Produce Grown by Livestock May Be Food Safety Risk
FDA published a report on June 11 that expresses concerns with farm animal operations located nearby fields growing produce. The report focuses on a 2020 Salmonella enteritidis outbreak in peaches that affected 101 people across 17 states and explains FDA’s testing and traceback processes from the outbreak.
The report explains that FDA connected pathogen samples from peaches and peach tree leaves to a strain of Salmonella on an adjacent chicken operation using whole-genome sequencing on chicken isolates from the same period as the outbreak. The results prompted additional testing around the company’s orchards where other strains of Salmonella were connected to genetically identical pathogens found in beef and cattle isolates from an adjacent cattle feedlot. The findings helped FDA quickly identify and prioritize investigations at certain peach packing and holding operations and other peach orchards.
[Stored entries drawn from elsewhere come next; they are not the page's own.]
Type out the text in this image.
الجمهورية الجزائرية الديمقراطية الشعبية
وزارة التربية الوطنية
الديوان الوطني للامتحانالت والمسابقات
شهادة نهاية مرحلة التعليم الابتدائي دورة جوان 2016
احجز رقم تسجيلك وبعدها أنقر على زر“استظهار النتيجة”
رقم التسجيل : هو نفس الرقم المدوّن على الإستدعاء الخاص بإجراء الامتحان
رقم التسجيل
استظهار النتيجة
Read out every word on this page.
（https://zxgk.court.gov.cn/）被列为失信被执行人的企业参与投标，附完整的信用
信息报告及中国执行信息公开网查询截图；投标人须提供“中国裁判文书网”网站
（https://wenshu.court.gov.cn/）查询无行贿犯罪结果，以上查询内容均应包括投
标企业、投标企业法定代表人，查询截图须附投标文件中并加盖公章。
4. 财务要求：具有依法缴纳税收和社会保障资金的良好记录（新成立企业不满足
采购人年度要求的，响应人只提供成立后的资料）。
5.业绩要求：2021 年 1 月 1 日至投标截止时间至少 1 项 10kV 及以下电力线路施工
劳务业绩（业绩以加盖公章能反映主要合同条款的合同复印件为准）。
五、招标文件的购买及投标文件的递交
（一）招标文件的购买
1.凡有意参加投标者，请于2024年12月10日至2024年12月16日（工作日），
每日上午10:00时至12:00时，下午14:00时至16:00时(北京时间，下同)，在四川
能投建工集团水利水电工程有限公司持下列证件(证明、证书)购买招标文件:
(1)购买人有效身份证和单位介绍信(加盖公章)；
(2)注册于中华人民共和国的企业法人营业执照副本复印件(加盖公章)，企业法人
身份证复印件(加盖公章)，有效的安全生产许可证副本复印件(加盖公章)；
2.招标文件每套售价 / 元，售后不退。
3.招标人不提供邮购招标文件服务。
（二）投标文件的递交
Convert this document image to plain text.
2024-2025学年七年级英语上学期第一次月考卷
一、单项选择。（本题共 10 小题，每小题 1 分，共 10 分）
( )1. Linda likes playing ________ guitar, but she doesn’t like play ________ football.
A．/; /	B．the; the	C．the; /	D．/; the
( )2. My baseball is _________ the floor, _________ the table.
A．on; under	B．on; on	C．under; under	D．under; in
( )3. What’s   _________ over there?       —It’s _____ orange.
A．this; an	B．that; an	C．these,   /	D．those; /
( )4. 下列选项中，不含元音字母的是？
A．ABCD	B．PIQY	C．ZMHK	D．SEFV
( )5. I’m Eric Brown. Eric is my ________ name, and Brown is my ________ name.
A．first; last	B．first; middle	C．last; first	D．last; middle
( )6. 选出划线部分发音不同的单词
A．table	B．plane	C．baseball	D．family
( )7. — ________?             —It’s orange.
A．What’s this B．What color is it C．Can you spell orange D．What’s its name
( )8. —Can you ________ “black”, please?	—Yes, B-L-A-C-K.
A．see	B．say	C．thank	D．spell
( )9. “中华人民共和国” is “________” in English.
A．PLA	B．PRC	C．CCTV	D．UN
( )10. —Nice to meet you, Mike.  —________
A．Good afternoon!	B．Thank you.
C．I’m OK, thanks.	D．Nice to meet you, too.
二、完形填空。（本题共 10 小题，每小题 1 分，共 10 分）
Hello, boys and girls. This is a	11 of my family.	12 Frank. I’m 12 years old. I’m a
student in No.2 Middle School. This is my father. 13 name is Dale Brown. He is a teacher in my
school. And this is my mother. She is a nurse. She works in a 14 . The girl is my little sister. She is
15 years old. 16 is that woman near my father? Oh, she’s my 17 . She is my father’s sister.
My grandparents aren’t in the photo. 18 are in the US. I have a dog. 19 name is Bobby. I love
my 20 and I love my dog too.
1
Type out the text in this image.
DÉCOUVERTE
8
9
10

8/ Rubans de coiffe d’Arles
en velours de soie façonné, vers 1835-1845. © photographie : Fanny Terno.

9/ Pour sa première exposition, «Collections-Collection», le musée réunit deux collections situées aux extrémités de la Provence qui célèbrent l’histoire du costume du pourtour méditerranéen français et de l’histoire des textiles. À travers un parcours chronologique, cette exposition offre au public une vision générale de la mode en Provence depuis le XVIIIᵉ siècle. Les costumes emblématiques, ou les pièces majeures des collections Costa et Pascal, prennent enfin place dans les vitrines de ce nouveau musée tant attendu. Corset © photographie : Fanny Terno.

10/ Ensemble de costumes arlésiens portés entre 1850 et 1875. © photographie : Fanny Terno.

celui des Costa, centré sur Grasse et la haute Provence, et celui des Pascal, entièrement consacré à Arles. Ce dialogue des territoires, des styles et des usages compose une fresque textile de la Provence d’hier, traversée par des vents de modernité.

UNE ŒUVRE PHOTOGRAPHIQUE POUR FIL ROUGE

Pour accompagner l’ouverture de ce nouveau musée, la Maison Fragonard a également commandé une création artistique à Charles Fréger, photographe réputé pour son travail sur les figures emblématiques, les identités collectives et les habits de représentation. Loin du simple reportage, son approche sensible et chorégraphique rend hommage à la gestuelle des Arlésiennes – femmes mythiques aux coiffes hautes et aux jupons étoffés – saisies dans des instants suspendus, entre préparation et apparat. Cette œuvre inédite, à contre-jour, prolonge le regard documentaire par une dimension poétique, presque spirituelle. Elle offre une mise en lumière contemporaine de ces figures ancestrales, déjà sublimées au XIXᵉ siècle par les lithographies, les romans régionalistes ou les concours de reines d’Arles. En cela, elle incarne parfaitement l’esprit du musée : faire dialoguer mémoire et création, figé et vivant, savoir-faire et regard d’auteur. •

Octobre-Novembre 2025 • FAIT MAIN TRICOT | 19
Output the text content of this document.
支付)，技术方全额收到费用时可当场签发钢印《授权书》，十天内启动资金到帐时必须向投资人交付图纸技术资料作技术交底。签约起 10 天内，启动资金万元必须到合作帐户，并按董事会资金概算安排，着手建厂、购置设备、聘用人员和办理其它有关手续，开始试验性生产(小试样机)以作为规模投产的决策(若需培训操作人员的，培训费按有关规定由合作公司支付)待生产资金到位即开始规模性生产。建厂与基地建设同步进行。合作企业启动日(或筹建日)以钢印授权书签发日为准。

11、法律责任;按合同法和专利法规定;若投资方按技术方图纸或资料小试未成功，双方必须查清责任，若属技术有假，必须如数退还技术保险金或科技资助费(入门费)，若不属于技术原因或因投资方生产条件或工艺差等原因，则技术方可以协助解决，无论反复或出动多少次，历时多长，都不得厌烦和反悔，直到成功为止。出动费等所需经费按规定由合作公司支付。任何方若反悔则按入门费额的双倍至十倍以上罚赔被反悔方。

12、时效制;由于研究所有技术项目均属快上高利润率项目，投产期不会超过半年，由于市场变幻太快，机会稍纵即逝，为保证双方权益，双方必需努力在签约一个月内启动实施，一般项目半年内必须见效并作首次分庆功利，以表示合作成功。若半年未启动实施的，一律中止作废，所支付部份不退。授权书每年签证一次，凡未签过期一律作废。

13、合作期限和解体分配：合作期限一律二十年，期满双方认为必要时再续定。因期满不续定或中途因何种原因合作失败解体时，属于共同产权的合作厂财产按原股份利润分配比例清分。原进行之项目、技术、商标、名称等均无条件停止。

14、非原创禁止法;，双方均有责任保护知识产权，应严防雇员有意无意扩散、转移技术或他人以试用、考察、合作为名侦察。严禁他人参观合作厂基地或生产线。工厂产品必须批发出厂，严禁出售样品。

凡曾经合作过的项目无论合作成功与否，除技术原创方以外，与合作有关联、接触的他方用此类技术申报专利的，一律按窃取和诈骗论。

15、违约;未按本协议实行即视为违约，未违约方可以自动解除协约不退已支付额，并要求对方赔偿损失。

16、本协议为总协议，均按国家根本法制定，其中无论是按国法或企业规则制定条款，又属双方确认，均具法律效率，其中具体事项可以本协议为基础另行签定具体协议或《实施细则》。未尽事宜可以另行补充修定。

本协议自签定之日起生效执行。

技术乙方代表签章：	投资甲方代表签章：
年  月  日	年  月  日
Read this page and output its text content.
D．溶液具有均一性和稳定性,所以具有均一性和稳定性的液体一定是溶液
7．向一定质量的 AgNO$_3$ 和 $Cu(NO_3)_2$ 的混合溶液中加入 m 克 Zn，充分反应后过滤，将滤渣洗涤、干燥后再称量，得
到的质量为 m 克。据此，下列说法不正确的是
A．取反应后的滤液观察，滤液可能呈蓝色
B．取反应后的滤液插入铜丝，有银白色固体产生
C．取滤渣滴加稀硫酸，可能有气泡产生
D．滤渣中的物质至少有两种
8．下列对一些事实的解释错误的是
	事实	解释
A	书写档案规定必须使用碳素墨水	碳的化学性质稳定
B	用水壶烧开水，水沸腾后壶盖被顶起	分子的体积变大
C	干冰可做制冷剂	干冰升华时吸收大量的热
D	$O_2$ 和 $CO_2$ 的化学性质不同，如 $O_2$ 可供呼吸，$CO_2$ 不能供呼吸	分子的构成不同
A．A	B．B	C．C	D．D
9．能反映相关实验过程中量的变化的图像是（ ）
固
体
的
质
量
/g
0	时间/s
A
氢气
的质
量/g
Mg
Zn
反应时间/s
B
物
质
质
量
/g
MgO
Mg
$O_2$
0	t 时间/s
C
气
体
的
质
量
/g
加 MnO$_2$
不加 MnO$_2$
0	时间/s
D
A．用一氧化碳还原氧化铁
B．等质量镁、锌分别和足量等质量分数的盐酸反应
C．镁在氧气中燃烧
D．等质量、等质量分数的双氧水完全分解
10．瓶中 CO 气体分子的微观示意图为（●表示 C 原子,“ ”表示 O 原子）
The report states these findings underscore FDA’s concern about the potential impact adjacent land uses have on produce safety, including the potential impact of dust exposure. Past outbreaks have been linked at least in part to animal feeding operations, including a 2018 E. coli outbreak in romaine lettuce. FDA encourages collaboration between neighboring farms to identify areas of concern and tailor their land management to the specific practices and conditions on individual farms.